From Editor-in-Chief to Doctoral Student: Meet Ph.D. Candidate Carl Kirton
Since its creation in 2006, Seton Hall University's Ph.D. in Nursing program has attracted exceptional students, and Carl Kirton, D.N.P., M.B.A., R.N., ANP is no exception. He is a nurse leader with more than 15 years of experience as a chief nurse executive in academic, medical and safety net facilities.
In addition to working as a nurse educator with adjunct faculty appointments at New York University, Rutgers University, Temple University and Philips School of Nursing, Kirton’s nursing experience is diverse and includes critical care nursing, HIV-AIDS nursing, ambulatory care, and nursing leadership.

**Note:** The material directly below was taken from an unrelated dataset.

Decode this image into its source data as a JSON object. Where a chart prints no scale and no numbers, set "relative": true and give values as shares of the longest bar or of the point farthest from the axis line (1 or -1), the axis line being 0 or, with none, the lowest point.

His contributions to the nursing profession have been significant, including serving as the editor-in-chief of the American Journal of Nursing, as well as associate editor of the Journal of Association of Nurses in AIDS Care and the Journal of LGBTQ Health and Population Health. He has received multiple recognitions and awards for his work, including the Distinguished Alumni, Estelle Osborne, and Joseph and Violet Pless Faulty Research in HIV Nursing awards from New York University and has been honored by the New Jersey Association of Nurses in AIDS Care.

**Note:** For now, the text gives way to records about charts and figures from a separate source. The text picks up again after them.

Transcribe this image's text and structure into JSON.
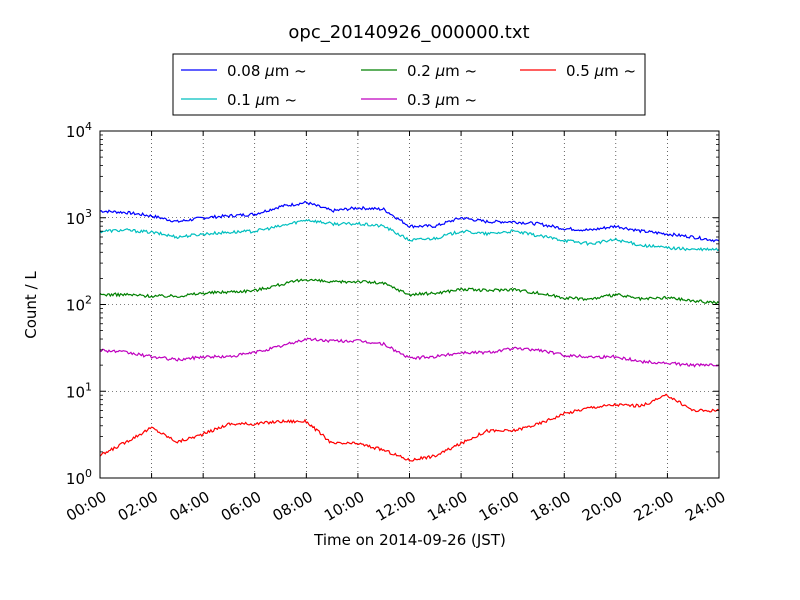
{
  "chart_data": {
    "type": "line",
    "title": "opc_20140926_000000.txt",
    "xlabel": "Time on 2014-09-26 (JST)",
    "ylabel": "Count / L",
    "yscale": "log",
    "xlim": [
      "00:00",
      "24:00"
    ],
    "ylim": [
      1,
      10000
    ],
    "grid": true,
    "legend_position": "top-center, outside plot, 3 columns",
    "x_tick_labels": [
      "00:00",
      "02:00",
      "04:00",
      "06:00",
      "08:00",
      "10:00",
      "12:00",
      "14:00",
      "16:00",
      "18:00",
      "20:00",
      "22:00",
      "24:00"
    ],
    "y_tick_labels": [
      {
        "value": 1,
        "base": "10",
        "exp": "0"
      },
      {
        "value": 10,
        "base": "10",
        "exp": "1"
      },
      {
        "value": 100,
        "base": "10",
        "exp": "2"
      },
      {
        "value": 1000,
        "base": "10",
        "exp": "3"
      },
      {
        "value": 10000,
        "base": "10",
        "exp": "4"
      }
    ],
    "x": [
      "00:00",
      "01:00",
      "02:00",
      "03:00",
      "04:00",
      "05:00",
      "06:00",
      "07:00",
      "08:00",
      "09:00",
      "10:00",
      "11:00",
      "12:00",
      "13:00",
      "14:00",
      "15:00",
      "16:00",
      "17:00",
      "18:00",
      "19:00",
      "20:00",
      "21:00",
      "22:00",
      "23:00",
      "24:00"
    ],
    "series": [
      {
        "name": "0.08 μm ~",
        "name_parts": [
          "0.08 ",
          "μ",
          "m ~"
        ],
        "color": "#0000ff",
        "values": [
          1200,
          1150,
          1050,
          900,
          1000,
          1050,
          1100,
          1350,
          1500,
          1200,
          1300,
          1250,
          800,
          800,
          1000,
          900,
          900,
          850,
          750,
          720,
          800,
          700,
          650,
          600,
          540
        ]
      },
      {
        "name": "0.1 μm ~",
        "name_parts": [
          "0.1 ",
          "μ",
          "m ~"
        ],
        "color": "#00bfbf",
        "values": [
          700,
          720,
          680,
          600,
          650,
          680,
          700,
          800,
          950,
          850,
          850,
          800,
          550,
          580,
          700,
          650,
          700,
          620,
          550,
          500,
          560,
          480,
          450,
          430,
          430
        ]
      },
      {
        "name": "0.2 μm ~",
        "name_parts": [
          "0.2 ",
          "μ",
          "m ~"
        ],
        "color": "#008000",
        "values": [
          130,
          130,
          125,
          125,
          135,
          140,
          145,
          170,
          195,
          180,
          185,
          175,
          130,
          135,
          150,
          145,
          150,
          135,
          120,
          115,
          130,
          115,
          120,
          110,
          105
        ]
      },
      {
        "name": "0.3 μm ~",
        "name_parts": [
          "0.3 ",
          "μ",
          "m ~"
        ],
        "color": "#bf00bf",
        "values": [
          30,
          28,
          25,
          23,
          25,
          25,
          28,
          33,
          40,
          38,
          38,
          35,
          24,
          25,
          28,
          28,
          31,
          30,
          26,
          25,
          25,
          22,
          21,
          20,
          20
        ]
      },
      {
        "name": "0.5 μm ~",
        "name_parts": [
          "0.5 ",
          "μ",
          "m ~"
        ],
        "color": "#ff0000",
        "values": [
          1.8,
          2.6,
          3.8,
          2.6,
          3.2,
          4.2,
          4.2,
          4.5,
          4.5,
          2.5,
          2.5,
          2.1,
          1.6,
          1.8,
          2.5,
          3.5,
          3.5,
          4.2,
          5.5,
          6.5,
          7,
          6.8,
          9,
          6,
          6
        ]
      }
    ]
  }
}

When asked why he chose to pursue his terminal degree, Kirton said, “Of all the opportunities to advance your education, the Ph.D. in Nursing is what I like to call the ‘transformative degree.’ No other degree in nursing offers you the opportunity to get into the particulars of what interests you the most. The Ph.D. provides you with the theoretical, methodological and analytical foundation necessary to ask very specific questions and to answer those questions through a variety of methods. It is transformative in that based on your research you have an opportunity to transform and inform lives, health care or policy.”
Kirton’s research interests are far-reaching, but he is particularly interested in understanding factors associated with obedience behaviors of healthcare executives. “I hope to make an important contribution to understanding the conversations and decision-making in the executive suites everywhere,” he said.

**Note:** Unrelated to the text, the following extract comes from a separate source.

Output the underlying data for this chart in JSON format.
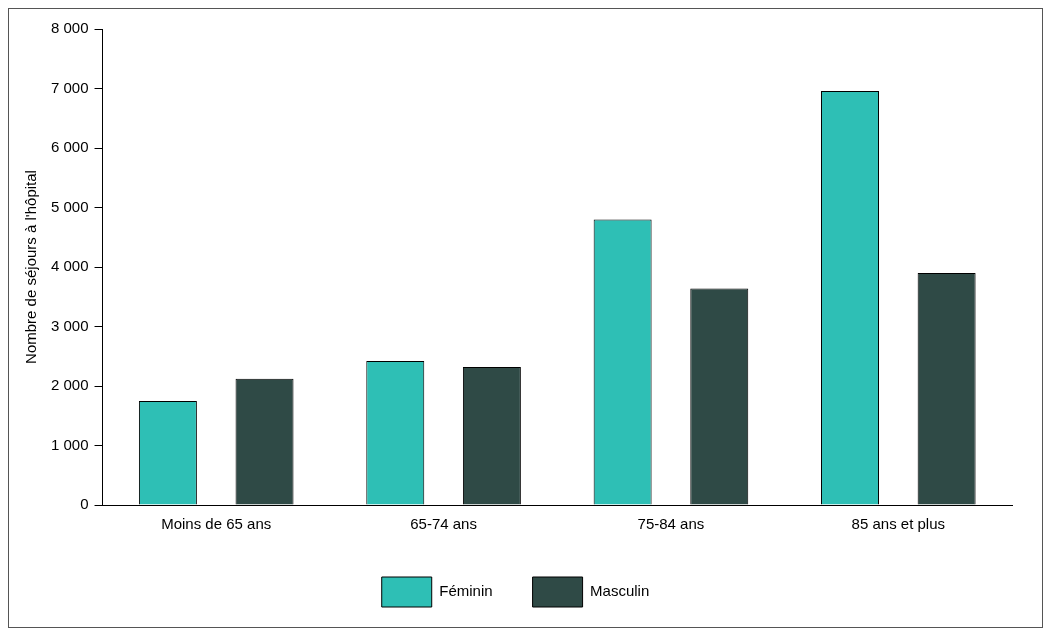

“Carl’s research will make an important contribution to the literature on a topic that has not been studied,” agreed Graduate Chair and Ph.D. in Nursing Program Director Judith Lothian, Ph.D., R.N.,FAAN. “In addition, as a student, Carl’s knowledge and enthusiasm has inspired his fellow students as they move forward with their dissertations.”
When asked what stands out the most as a student at Seton Hall, Kirton acknowledged that all doctoral students begin their studies with a general idea of the topic they would like to study. “During the core sequence, students are exposed to a variety of faculty with diverse research interests. Then, all Ph.D. nursing students at Seton Hall are required to take an ethics course taught by Bonnie Sturm, Ed.D., R.N. It was only after taking this course that my interest in ethics emerged as a potential factor in my investigation and has shaped my current research interest. I am currently investigating factors associated with moral disengagement and obedience in hospital executives,” he said.
Kirton also spoke about why he chose Seton Hall for his Ph.D. in Nursing. “The Seton Hall Nursing program is known for attracting and growing nurse leaders to its program. As a nurse leader in New Jersey healthcare, I knew that several of the major medical centers were led by Seton Hall nursing graduates, which speaks to its ability to grow and support future healthcare leaders. The faculty strength in both quantitative and qualitative methods and diversity in thought provides students with ample opportunity to develop a research study that improves health or healthcare outcomes.”
He added, “The program is uniquely designed to meet the needs of the working health professional, carefully coordinating the selection and progression of classes.” said Kirton, reflecting on the model where students can participate in classes synchronously online or in person.
Kirton’s passion for educating and mentoring nurses to be leaders is evident, and he is known to mentor leaders in their professional development and achievement of their career goals. In his spare time, he is a voracious reader of fiction and non-fiction works, a patron of the theatre and spends.
Kirton's story is a testament to the transformative power of the Ph.D. in Nursing program at Seton Hall University.